Certains migrants sont partagés entre rejoindre le camp de la Croix Rouge ou celui de No Border, et évaluent leurs meilleures chances de réussite  : « No Border ? Je sais que les conditions de vie sont meilleures. Mais actuellement je préfère camper à proximité de la gare, pour tenter de prendre le train. J’essaie chaque jour et je réessaierai demain. Si ça ne marche pas, je rejoindrai No Border », explique Ibrahim, originaire du Soudan, devant le check point de la Croix Rouge qui vient de nous refuser le droit de visite. Toutes les nuits au camp de No Border arrivent des dizaines de migrants qui ont réussi à tromper les rondes des flics, parcourir à pied les 8 km de sentier côtier et prendre la place laissée vacante par ceux qui ont franchi la frontière la veille.
À l’opposé de l’instrumentalisation des migrants par les Etats et leurs supplétifs humanitaires, le camp libre de No Border propose une zone de mobilisation active contre le blocus français et d’expérimentation de solidarités concrètes qui incitent à sortir d’une vision purement humanitaire de l’aide aux sans-papiers. Soutiens et migrants s’engagent ainsi dans un travail d’appui mutuel au-delà du passage de la frontière, notamment sur les problématiques de logement, de transport ou de soin. La mise en réseau des collectifs mêlant migrants et soutiens locaux dans les différentes villes-étapes autorise ainsi une amélioration de la mobilité et de l’accueil, comme cela permet d’affronter ensemble la pression policière. Une manifestation a d’ailleurs été organisée le 22 août à la mémoire des migrants assassinés par la police  [1]. Le développement de ces solidarités directes, au même titre que les actions de surveillance des agissements des forces de l’ordre, dites de copwatching, sont autant de manières d’affaiblir l’effet répressif de la frontière.
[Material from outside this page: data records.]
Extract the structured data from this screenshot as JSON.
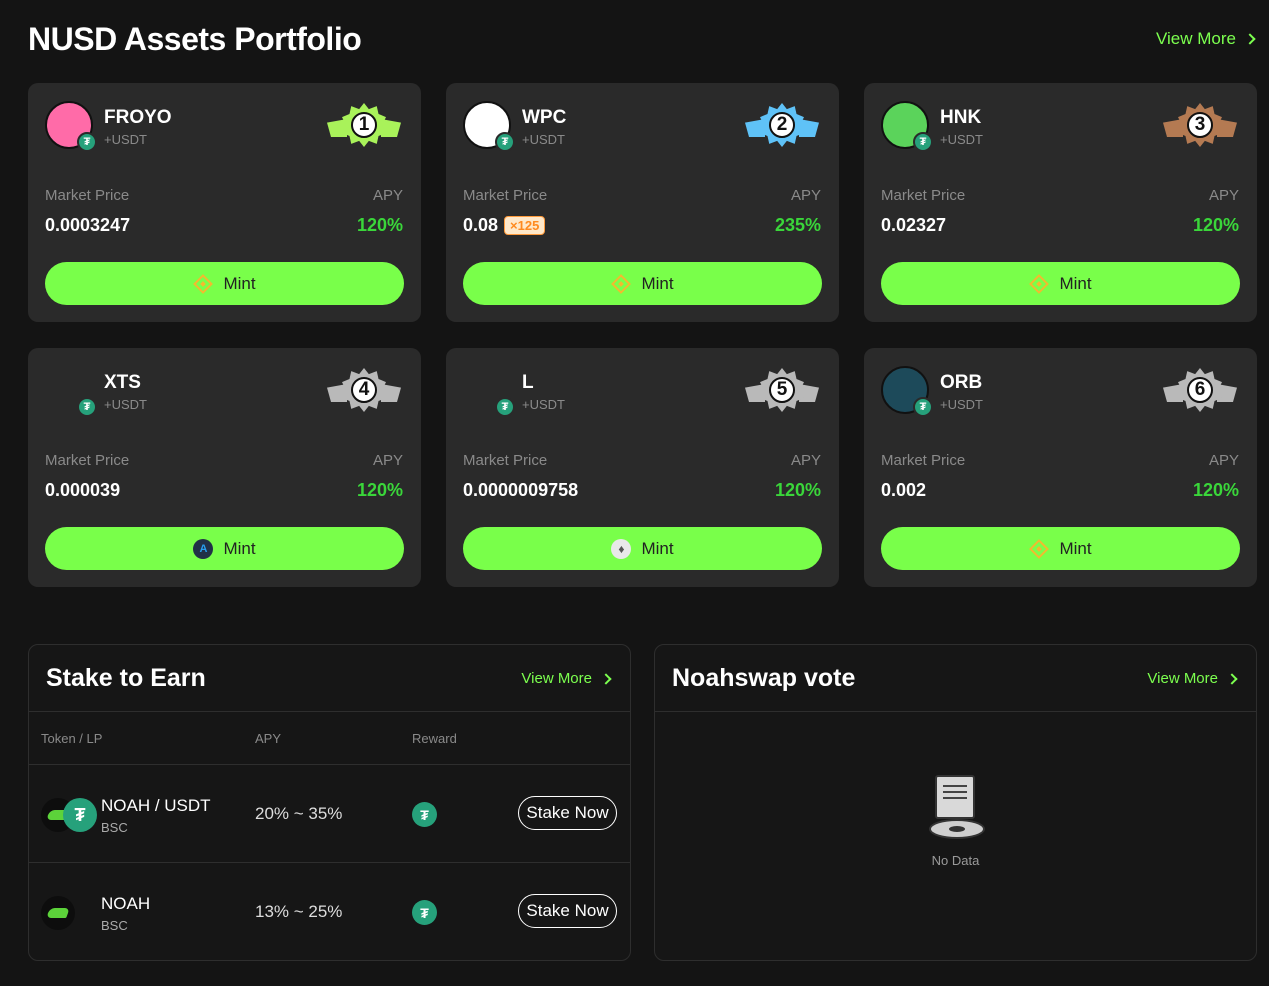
{
  "header": {
    "title": "NUSD Assets Portfolio",
    "view_more": "View More"
  },
  "cards": [
    {
      "name": "FROYO",
      "pair": "+USDT",
      "rank": "1",
      "rank_color": "#a9f25a",
      "icon_bg": "#ff6ba8",
      "market_label": "Market Price",
      "apy_label": "APY",
      "price": "0.0003247",
      "multiplier": "",
      "apy": "120%",
      "mint": "Mint",
      "chain_icon": "bnb-icon"
    },
    {
      "name": "WPC",
      "pair": "+USDT",
      "rank": "2",
      "rank_color": "#5fc2f7",
      "icon_bg": "#ffffff",
      "market_label": "Market Price",
      "apy_label": "APY",
      "price": "0.08",
      "multiplier": "×125",
      "apy": "235%",
      "mint": "Mint",
      "chain_icon": "bnb-icon"
    },
    {
      "name": "HNK",
      "pair": "+USDT",
      "rank": "3",
      "rank_color": "#b47a52",
      "icon_bg": "#5bd35b",
      "market_label": "Market Price",
      "apy_label": "APY",
      "price": "0.02327",
      "multiplier": "",
      "apy": "120%",
      "mint": "Mint",
      "chain_icon": "bnb-icon"
    },
    {
      "name": "XTS",
      "pair": "+USDT",
      "rank": "4",
      "rank_color": "#b9b9b9",
      "icon_bg": "",
      "market_label": "Market Price",
      "apy_label": "APY",
      "price": "0.000039",
      "multiplier": "",
      "apy": "120%",
      "mint": "Mint",
      "chain_icon": "arbitrum-icon"
    },
    {
      "name": "L",
      "pair": "+USDT",
      "rank": "5",
      "rank_color": "#b9b9b9",
      "icon_bg": "",
      "market_label": "Market Price",
      "apy_label": "APY",
      "price": "0.0000009758",
      "multiplier": "",
      "apy": "120%",
      "mint": "Mint",
      "chain_icon": "ethereum-icon"
    },
    {
      "name": "ORB",
      "pair": "+USDT",
      "rank": "6",
      "rank_color": "#b9b9b9",
      "icon_bg": "#1d4a5a",
      "market_label": "Market Price",
      "apy_label": "APY",
      "price": "0.002",
      "multiplier": "",
      "apy": "120%",
      "mint": "Mint",
      "chain_icon": "bnb-icon"
    }
  ],
  "stake": {
    "title": "Stake to Earn",
    "view_more": "View More",
    "columns": [
      "Token / LP",
      "APY",
      "Reward"
    ],
    "rows": [
      {
        "name": "NOAH / USDT",
        "chain": "BSC",
        "apy": "20% ~ 35%",
        "button": "Stake Now",
        "lp": true
      },
      {
        "name": "NOAH",
        "chain": "BSC",
        "apy": "13% ~ 25%",
        "button": "Stake Now",
        "lp": false
      }
    ]
  },
  "vote": {
    "title": "Noahswap vote",
    "view_more": "View More",
    "empty": "No Data"
  },
  "colors": {
    "accent": "#79ff4a",
    "apy_green": "#3ad63a",
    "usdt": "#26a17b",
    "card_bg": "#2a2a2a"
  }
}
Avec le blocus, le flux de migrants s’étant détourné vers Brennero à la frontière autrichienne  [2]. Et ça commence à chauffer dur sur la route, à Bologne, Milan ou Brescia, où les manifestations se succèdent pour dénoncer la violence des discriminations. Côté français, la mobilisation se structure à Marseille, comme à Grenoble, pour accueillir et orienter celles et ceux qui parviennent à passer entre les mailles du filet. Des lieux de vie sont ouverts, que ce soit pour le transit, pour souffler un peu, ou pour envisager l’installation et l’engagement de démarches de régularisation. Des liens se tissent progressivement avec les mouvements en cours à Paris et à Calais, et vers Lampedusa. Notre monde s’élargit grâce à ceux qui voyagent.

Glammour
(Groupe de Liaison et d’Action Méditerranée Moyen-Orient Utopie Rojava)
Paru dans CQFD // septembre 2015

* « On ne fera pas machine arrière ! », slogan des migrants à Vintilille.

Notes :

[1En 1995, à Sospel, juste au-dessus du camp, Todor Bokanovic, 8 ans, recevait une balle dans la tête par la Police aux frontières sous les yeux de sa famille en tentant de traverser. Les fonctionnaires avaient été relaxés.

[2Le 27 août, 71 migrants étaient retrouvés morts dans un camion abandonné sur une autoroute autrichienne.